I'm wondering where all the calories come from? I haven't made it yet (am planning on using refrigerated tofu since that's what I have), but if I add up calories in all my ingredients, it doesn't come close to 580/serving. Is that accurate?
Also - I'm not vegan, can I substitute parmesan cheese for the yeast? Will it change the flavor or texture for the better/worse?
I'm not a vegan, is it OK to use parmesan cheese instead of yeast?
I just made this and it's lush! I'm trying to eat more plant based foods and bought the tofu with no idea on what to do with it, but a little googling later led me to this recipe and it was so easy to make, will definitely make it again, and it's not only delicious but free from dairy and I couldn't tell the difference. Fantastic!

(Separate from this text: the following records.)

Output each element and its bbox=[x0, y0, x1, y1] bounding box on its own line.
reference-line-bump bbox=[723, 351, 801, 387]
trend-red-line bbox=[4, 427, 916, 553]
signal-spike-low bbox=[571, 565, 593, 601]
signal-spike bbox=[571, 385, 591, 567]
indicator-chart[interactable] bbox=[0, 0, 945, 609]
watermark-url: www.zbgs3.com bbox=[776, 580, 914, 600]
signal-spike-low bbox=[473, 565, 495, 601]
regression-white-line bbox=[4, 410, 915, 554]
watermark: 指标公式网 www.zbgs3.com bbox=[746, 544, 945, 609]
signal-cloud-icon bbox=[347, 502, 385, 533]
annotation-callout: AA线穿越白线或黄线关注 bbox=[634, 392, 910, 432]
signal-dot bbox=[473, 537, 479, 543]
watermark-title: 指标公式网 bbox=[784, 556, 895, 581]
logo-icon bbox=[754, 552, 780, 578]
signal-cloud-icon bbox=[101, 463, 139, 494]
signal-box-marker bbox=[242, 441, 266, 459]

Loved this recipe! I used veggie stock instead of wine and it still tuned out wonderful. This is my new favorite dairy free white sauce!
wondering if sherry vinegar can be substituted for the wine?
Jocelyn C Chambers
I truly think I've just hit a gold mine. This recipe is *perfect* for my macro targets and it uses up the extra silken tofu I have in my fridge. Thank you thank you thank you for this! Definitely sending to all my vegan friends.

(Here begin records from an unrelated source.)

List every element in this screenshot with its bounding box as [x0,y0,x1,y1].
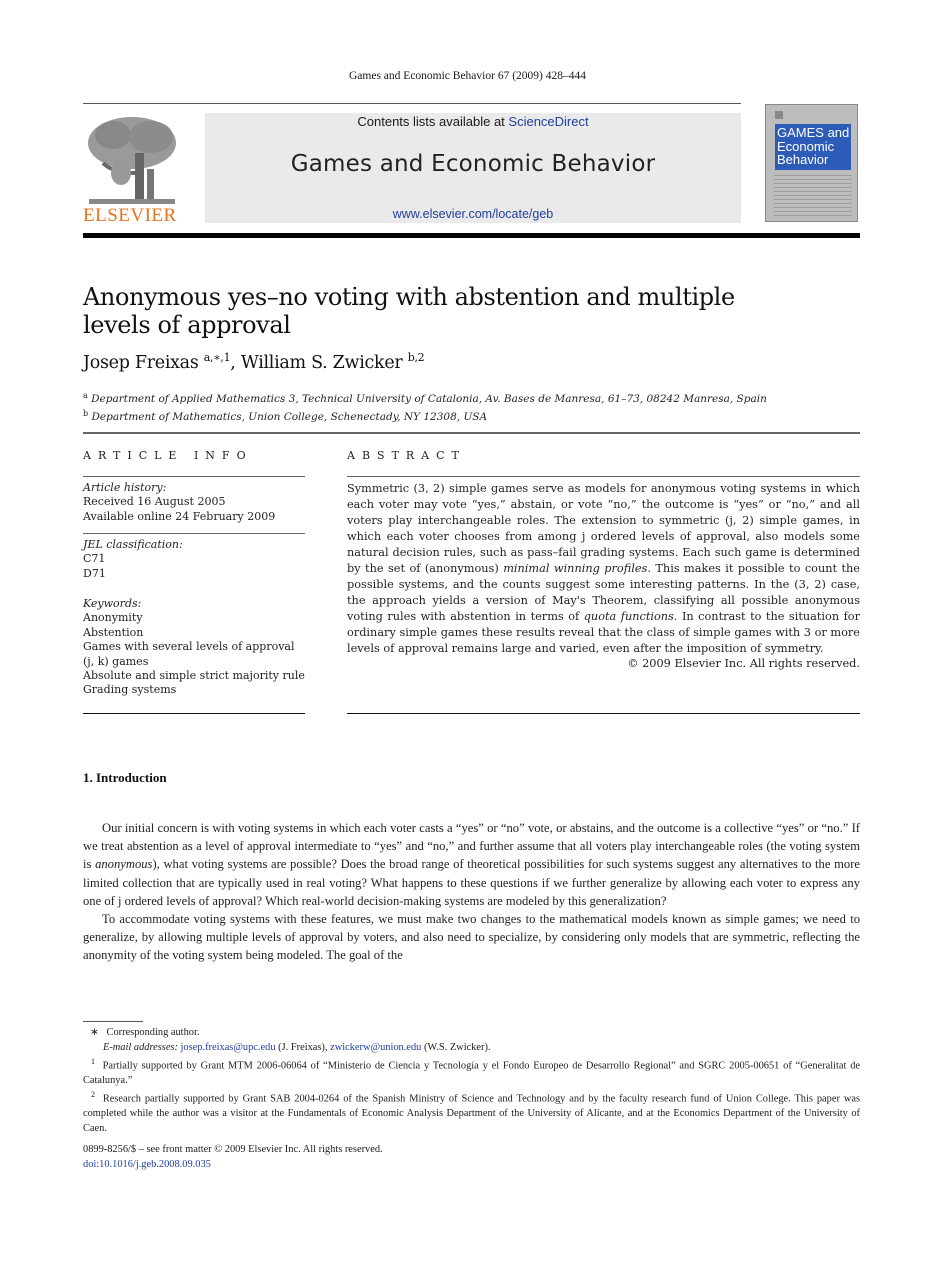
introduction-body: Our initial concern is with voting syste… [83,819,860,965]
keyword: Abstention [83,625,144,639]
paragraph: To accommodate voting systems with these… [83,912,860,963]
footnote-1: 1 Partially supported by Grant MTM 2006-… [83,1057,861,1086]
author-list: Josep Freixas a,∗,1, William S. Zwicker … [83,351,425,373]
cover-title-line: GAMES and [777,125,850,140]
affiliation-text: Department of Applied Mathematics 3, Tec… [91,393,767,405]
running-head: Games and Economic Behavior 67 (2009) 42… [349,70,586,82]
header-thick-rule [83,233,860,238]
cover-title-box: GAMES and Economic Behavior [775,124,851,170]
affiliations: a Department of Applied Mathematics 3, T… [83,389,767,424]
abstract-text: Symmetric (3, 2) simple games serve as m… [347,481,860,657]
keyword: (j, k) games [83,654,149,668]
affiliation-mark: a [83,391,88,400]
affiliation: a Department of Applied Mathematics 3, T… [83,389,767,407]
received-date: Received 16 August 2005 [83,495,226,509]
journal-name: Games and Economic Behavior [290,151,656,177]
abstract-rule [347,476,860,477]
jel-heading: JEL classification: [83,538,183,551]
article-history: Article history: Received 16 August 2005… [83,481,305,524]
author-name: William S. Zwicker [240,353,403,373]
email-link[interactable]: zwickerw@union.edu [330,1042,421,1053]
keyword: Anonymity [83,611,143,625]
keywords-heading: Keywords: [83,597,142,610]
affiliation-text: Department of Mathematics, Union College… [91,410,488,423]
affiliation-mark: b [83,408,89,418]
author-name: Josep Freixas [83,353,199,373]
section-heading-introduction: 1. Introduction [83,770,167,785]
keyword: Games with several levels of approval [83,640,295,654]
footnote-2: 2 Research partially supported by Grant … [83,1090,861,1134]
info-rule [83,713,305,714]
journal-banner: Contents lists available at ScienceDirec… [205,113,741,223]
footnote-emails: E-mail addresses: josep.freixas@upc.edu … [103,1041,491,1053]
author-marks: a,∗,1 [203,351,231,364]
issn-line: 0899-8256/$ – see front matter © 2009 El… [83,1144,383,1155]
keyword: Grading systems [83,683,177,697]
info-rule [83,533,305,534]
section-rule [83,432,860,434]
front-matter: 0899-8256/$ – see front matter © 2009 El… [83,1142,383,1172]
sciencedirect-link[interactable]: ScienceDirect [508,114,588,129]
paragraph: Our initial concern is with voting syste… [83,821,860,908]
abstract-copyright: © 2009 Elsevier Inc. All rights reserved… [627,657,860,670]
footnotes: ∗ Corresponding author. E-mail addresses… [83,1026,860,1136]
article-info-label: ARTICLE INFO [83,449,253,462]
available-date: Available online 24 February 2009 [83,509,276,523]
info-rule [83,476,305,477]
cover-title-line: Behavior [777,152,829,167]
author-marks: b,2 [407,351,425,364]
contents-prefix: Contents lists available at [357,114,509,129]
cover-logo-icon [775,111,783,119]
history-heading: Article history: [83,481,167,494]
abstract-emphasis: quota functions [583,610,674,623]
jel-classification: JEL classification: C71 D71 [83,538,305,581]
elsevier-wordmark: ELSEVIER [83,205,177,226]
contents-line: Contents lists available at ScienceDirec… [205,114,741,129]
email-link[interactable]: josep.freixas@upc.edu [181,1042,276,1053]
cover-title-line: Economic [777,138,835,154]
footnote-rule [83,1021,143,1022]
journal-cover-thumbnail: GAMES and Economic Behavior [765,104,858,222]
jel-code: C71 [83,552,106,566]
affiliation: b Department of Mathematics, Union Colle… [83,407,767,425]
abstract-label: ABSTRACT [347,449,466,462]
footnote-corresponding: ∗ Corresponding author. [90,1027,200,1038]
jel-code: D71 [83,566,106,580]
doi-link[interactable]: doi:10.1016/j.geb.2008.09.035 [83,1159,211,1170]
keyword: Absolute and simple strict majority rule [83,669,305,683]
abstract-emphasis: minimal winning profiles [503,562,648,575]
cover-contents-lines [774,175,852,217]
header-rule [83,103,741,104]
keywords: Keywords: Anonymity Abstention Games wit… [83,597,305,698]
abstract-rule [347,713,860,714]
article-title: Anonymous yes–no voting with abstention … [83,283,735,339]
journal-url-link[interactable]: www.elsevier.com/locate/geb [393,207,554,221]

I’ve already sent this recipe to family and friends. So delish and hearty enough for even the biggest appetite. I did add some kale in with the mushrooms. Only because I had it left over it needed to be used. It was a nice addition. Another time I might throw in some green peas or just have it exactly the way it’s written. This recipe is for sure getting printed and saved!
Yep! Any silken tofu will work.
Can silken tofu that needs to be refrigerated also be used? I have Nasayo organic tofu silken
Didn't know that you can't use firm tofu for this, so the sauce was quite thick. The nutritional yeast also tasted a little too strong for me so it didn't taste good.

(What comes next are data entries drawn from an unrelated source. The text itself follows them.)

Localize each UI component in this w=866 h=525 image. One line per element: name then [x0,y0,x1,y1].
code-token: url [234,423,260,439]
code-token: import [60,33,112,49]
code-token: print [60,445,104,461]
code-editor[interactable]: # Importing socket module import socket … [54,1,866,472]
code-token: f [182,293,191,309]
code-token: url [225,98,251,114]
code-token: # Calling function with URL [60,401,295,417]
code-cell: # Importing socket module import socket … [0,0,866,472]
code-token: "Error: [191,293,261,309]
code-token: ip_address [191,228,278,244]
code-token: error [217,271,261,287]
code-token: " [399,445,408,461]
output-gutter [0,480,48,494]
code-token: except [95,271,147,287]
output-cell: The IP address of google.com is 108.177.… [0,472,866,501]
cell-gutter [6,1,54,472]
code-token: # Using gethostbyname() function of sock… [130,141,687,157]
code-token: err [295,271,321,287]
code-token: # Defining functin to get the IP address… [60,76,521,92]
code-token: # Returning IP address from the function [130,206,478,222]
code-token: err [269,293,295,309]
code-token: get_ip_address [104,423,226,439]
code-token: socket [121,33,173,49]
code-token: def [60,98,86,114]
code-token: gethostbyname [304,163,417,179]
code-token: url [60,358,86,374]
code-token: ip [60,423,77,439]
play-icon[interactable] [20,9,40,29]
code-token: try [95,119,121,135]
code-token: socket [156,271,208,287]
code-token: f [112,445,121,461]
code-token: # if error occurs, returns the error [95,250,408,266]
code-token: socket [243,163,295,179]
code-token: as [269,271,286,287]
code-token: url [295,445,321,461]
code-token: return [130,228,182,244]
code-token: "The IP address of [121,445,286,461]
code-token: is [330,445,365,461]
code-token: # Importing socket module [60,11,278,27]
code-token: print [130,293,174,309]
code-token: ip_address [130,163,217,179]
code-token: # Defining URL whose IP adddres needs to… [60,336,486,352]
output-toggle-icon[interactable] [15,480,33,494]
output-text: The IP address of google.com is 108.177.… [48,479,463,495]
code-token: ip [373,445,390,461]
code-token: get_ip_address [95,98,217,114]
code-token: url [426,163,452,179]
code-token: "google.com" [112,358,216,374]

This was easy and delicious. I combined bella, portobello, and shitaki mushrooms and it worked well. I do have leftovers, I am hoping they are as good as the fresh version!
I just made this for lunch..it's to die for
Made this tonight - soo good!! I only used 8 oz pasta and liked the veggie-to-pasta ratio better. My first time cooking with silken tofu, totally a game-changer when it comes to making creamy vegan dishes!
I used veg stock and a bit of apple cider vinegar instead of wine, also added peas and porcini mushrooms. It was lovely. Thank you!
Yum! Comfort food at its finest.
This sauce was incredible! I accidentally bought silken tofu and didn’t know what to do with it, this was the perfect choice!
I will blame the wine, but it tasted bitter and acidic.
sbustited the wine for ACV.. curdled too much 🙁
It definitely needs to be a silken tofu (boxed, shelf-stable), but any variety silken tofu would work! You may just need to add a little extra water to the mix if the sauce is too thick.
Could you also substitute firm or extra firm tofu for this recipe?
Delicious! Although I added too much nutritional yeast and it became slightly bitter/ salty.
It could be the wine! I would make sure you cook off the alcohol in steps 1 and 2. Or maybe try with a different wine? Hope that helps! And so glad you like the recipe. 🙂
This is delicious! I have one question, though - How do you get the sauce to remain so smooth and creamy? I have made it twice, and it initially is beautifully creamy, but ultimately curdles. I think it must be the acidity of the wine?
Yeah, you can skip it. Maybe add a little soy sauce in place. It's just for flavor.:)
I don't have nutritional yeast. Can I skip that or is there a substitute?
It looked so promising... I had a good wine and a good tofu but once mixed it tasted really disgusting 🙁 so disappointed
I probably wouldn't freeze this. I think the sauce might separate a bit when it's thawed.
Can this be frozen?
You can substitute vegetable broth for the wine. 🙂
Any substitute for wine for teetotalers?
This is delicious, soooo creamy and yummy, honestly best pasta sauce ever... ti added some spinach to it and it worked really well. Thank you
I'm loving this recipe. It looks so delicious. I can not wait to make it.